The “right” side of this complementarity – a reflection of one’s general orientation, starting point, or entry portal to neurofeedback – might be typified by terms such as: trainee’s brain in charge, bottom up, wholistic, non-linear, all frequencies in play throughout, diagnostically agnostic, training oriented, class 4 (Wolfram), implicate (Bohm). This approach is found in Zengar’s NeurOptimal Dynamical Neurofeedback Training system, and includes many aspects of Len Ochs’ LENS system.

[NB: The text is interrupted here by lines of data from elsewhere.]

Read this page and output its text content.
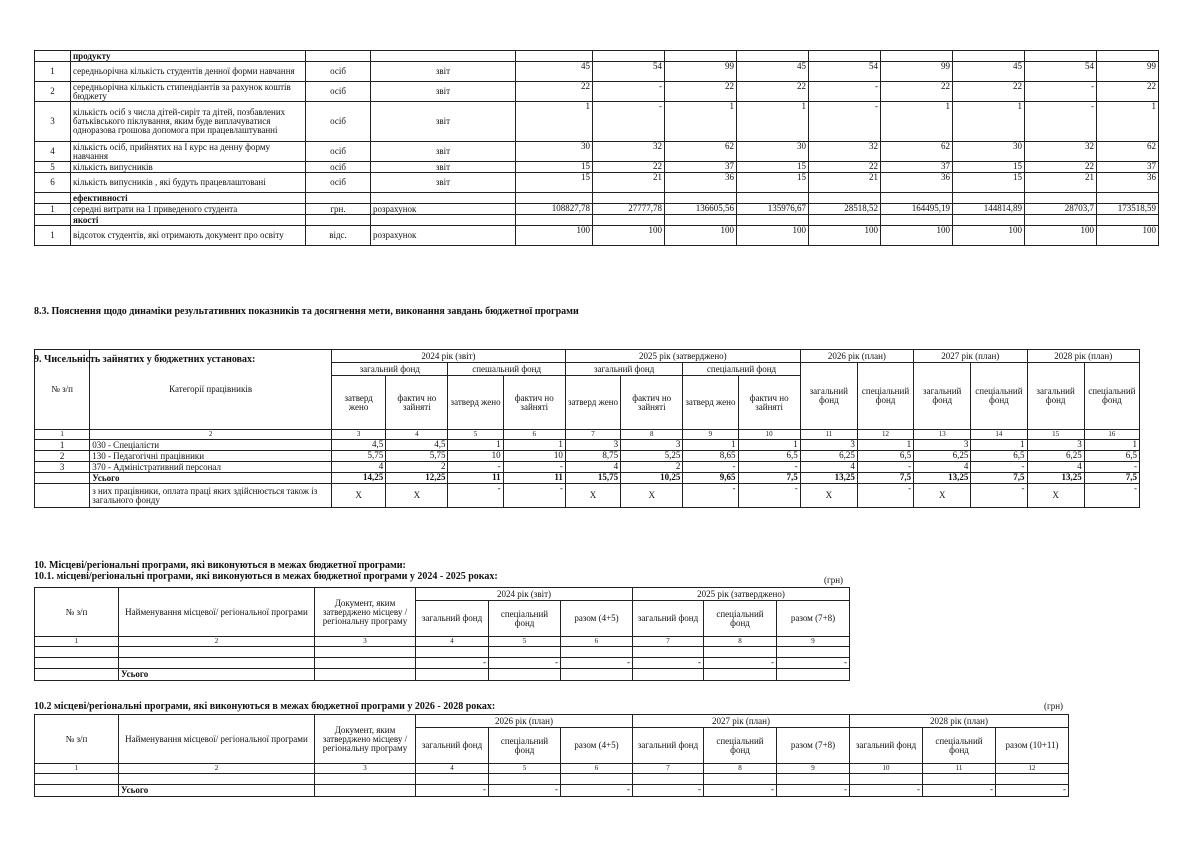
	продукту											
1	середньорічна кількість студентів денної форми навчання	осіб	звіт	45	54	99	45	54	99	45	54	99
2	середньорічна кількість стипендіантів за рахунок коштів бюджету	осіб	звіт	22	-	22	22	-	22	22	-	22
3	кількість осіб з числа дітей-сиріт та дітей, позбавлених батьківського піклування, яким буде виплачуватися одноразова грошова допомога при працевлаштуванні	осіб	звіт	1	-	1	1	-	1	1	-	1
4	кількість осіб, прийнятих на I курс на денну форму навчання	осіб	звіт	30	32	62	30	32	62	30	32	62
5	кількість випусників	осіб	звіт	15	22	37	15	22	37	15	22	37
6	кількість випусників , які будуть працевлаштовані	осіб	звіт	15	21	36	15	21	36	15	21	36
	ефективності											
1	середні витрати на 1 приведеного студента	грн.	розрахунок	108827,78	27777,78	136605,56	135976,67	28518,52	164495,19	144814,89	28703,7	173518,59
	якості											
1	відсоток студентів, які отримають документ про освіту	відс.	розрахунок	100	100	100	100	100	100	100	100	100
8.3. Пояснення щодо динаміки результативних показників та досягнення мети, виконання завдань бюджетної програми
9. Чисельність зайнятих у бюджетних установах:
№ з/п	Категорії працівників	2024 рік (звіт)				2025 рік (затверджено)				2026 рік (план)		2027 рік (план)		2028 рік (план)	
		загальний фонд		спешальний фонд		загальний фонд		спеціальний фонд		загальний фонд	спеціальний фонд	загальний фонд	спеціальний фонд	загальний фонд	спеціальний фонд
		затверд жено	фактич но зайняті	затверд жено	фактич но зайняті	затверд жено	фактич но зайняті	затверд жено	фактич но зайняті						
1	2	3	4	5	6	7	8	9	10	11	12	13	14	15	16
1	030 - Спеціалісти	4,5	4,5	1	1	3	3	1	1	3	1	3	1	3	1
2	130 - Педагогічні працівники	5,75	5,75	10	10	8,75	5,25	8,65	6,5	6,25	6,5	6,25	6,5	6,25	6,5
3	370 - Адміністративний персонал	4	2	-	-	4	2	-	-	4	-	4	-	4	-
	Усього	14,25	12,25	11	11	15,75	10,25	9,65	7,5	13,25	7,5	13,25	7,5	13,25	7,5
	з них працівники, оплата праці яких здійснюється також із загального фонду	X	X	-	-	X	X	-	-	X	-	X	-	X	-
10. Місцеві/регіональні програми, які виконуються в межах бюджетної програми:
10.1. місцеві/регіональні програми, які виконуються в межах бюджетної програми у 2024 - 2025 роках:	(грн)
№ з/п	Найменування місцевої/ регіональної програми	Документ, яким затверджено місцеву / регіональну програму	2024 рік (звіт)			2025 рік (затверджено)		
			загальний фонд	спеціальний фонд	разом (4+5)	загальний фонд	спеціальний фонд	разом (7+8)
1	2	3	4	5	6	7	8	9

			-	-	-	-	-	-
	Усього							
10.2 місцеві/регіональні програми, які виконуються в межах бюджетної програми у 2026 - 2028 роках:	(грн)
№ з/п	Найменування місцевої/ регіональної програми	Документ, яким затверджено місцеву / регіональну програму	2026 рік (план)			2027 рік (план)			2028 рік (план)		
			загальний фонд	спеціальний фонд	разом (4+5)	загальний фонд	спеціальний фонд	разом (7+8)	загальний фонд	спеціальний фонд	разом (10+11)
1	2	3	4	5	6	7	8	9	10	11	12

	Усього		-	-	-	-	-	-	-	-	-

Fortunately, the results for both, or the overlapping center of the Venn diagram, map very much the same large set of robust results. While adherents to each end of the complementarities will bring objection as to positioning of their particular view, all together they comprise an enlarged set of possibilities for transforming human suffering. One’s particular light will be lit pretty much right HERE within the entire complementarity, with subsidiary glimmers spread throughout the context. Sebern gives good examples of the overlap. She goes to great lengths to describe the non-linear dynamical results of her work – that the Newtonian measures used belie results that are quantum in the brain and non-linear in effect. It will emerge over time which approaches are the most effective and/or efficient. To date, in the hands of those with skillful means, all approaches bring unheard of results compared to other interventions.

Sebern Fisher is a friend and respected colleague whose book I have been pleased to review. For those who would appreciate a companion book that makes brain anatomy accessible, Rita Carter’s also just published The Human Brain Book is an excellent choice.